Interested in selling your home? You might have questions about timing.

Have home prices peaked? Is it currently the best time to sell your house? Or should you wait for another six months or a year, with the hope that home prices will rise further?

Unless you own a crystal ball, there’s no way to know where home prices are headed. We see that home prices nationwide, including distressed sales, increased by 6.8 percent in April 2015 compared with April 2014, according to CoreLogic, a property research firm.

News about the Atlanta real estate market is generally upbeat. Atlanta is the third fastest-growing market in the U.S for new homes, posting sales gains of 10 percent from a year ago.  What’s more, the median sales price for Atlanta homes is $262,500, up 6.4 percent since the same time a year before.
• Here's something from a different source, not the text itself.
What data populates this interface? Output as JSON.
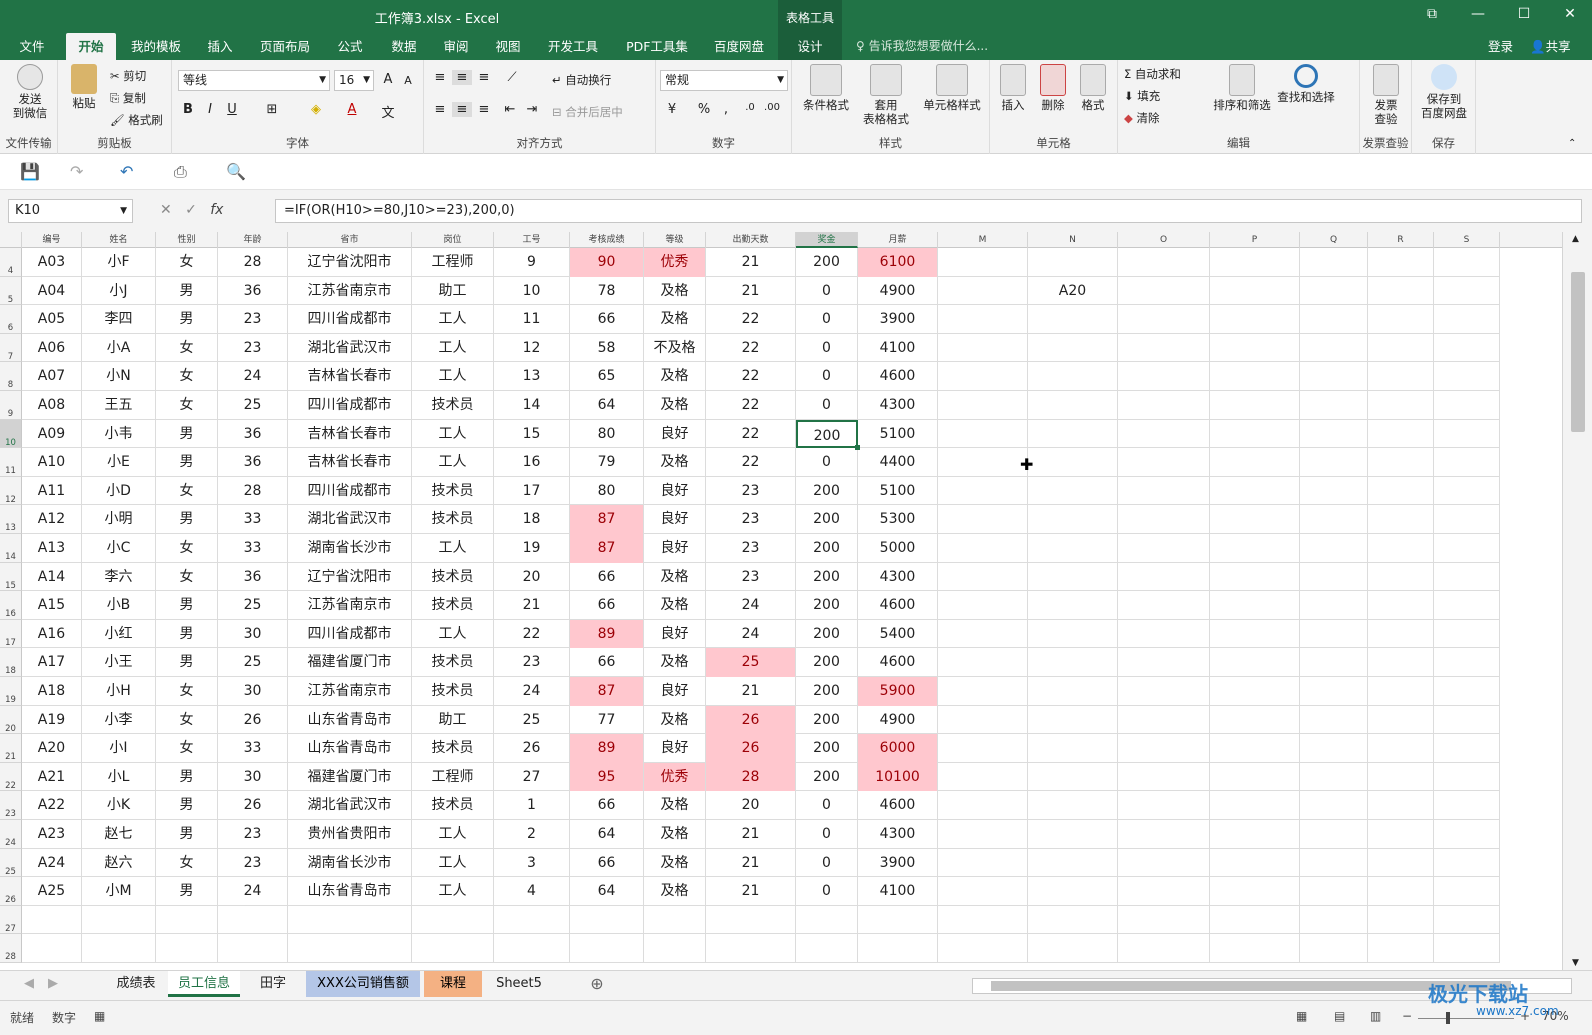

So the market is looking pretty rosy. But as we saw in 2007, things can change on a dime.

Eight years ago, the giddy housing market, fueled by easy credit and rampant speculators, crashed amid a national confidence and credit plunge. U.S. homes lost $6.3 trillion in value from the peak of the market in early 2006 until the end of 2010, according to Federal Reserve statistics.

That said, the market has made a spectacular recovery between 2009-10 through today.

The lesson? All financial markets are fickle, and no one can guarantee that past performance will ensure future success or failure.

The stock market, which affects the real estate market, has been bracing for a rise in federal funds rates, which could mean a bump in inflation that could influence the housing market, as well. If inflation rises, it could mean home values will also rise (as much as inflation, if not more).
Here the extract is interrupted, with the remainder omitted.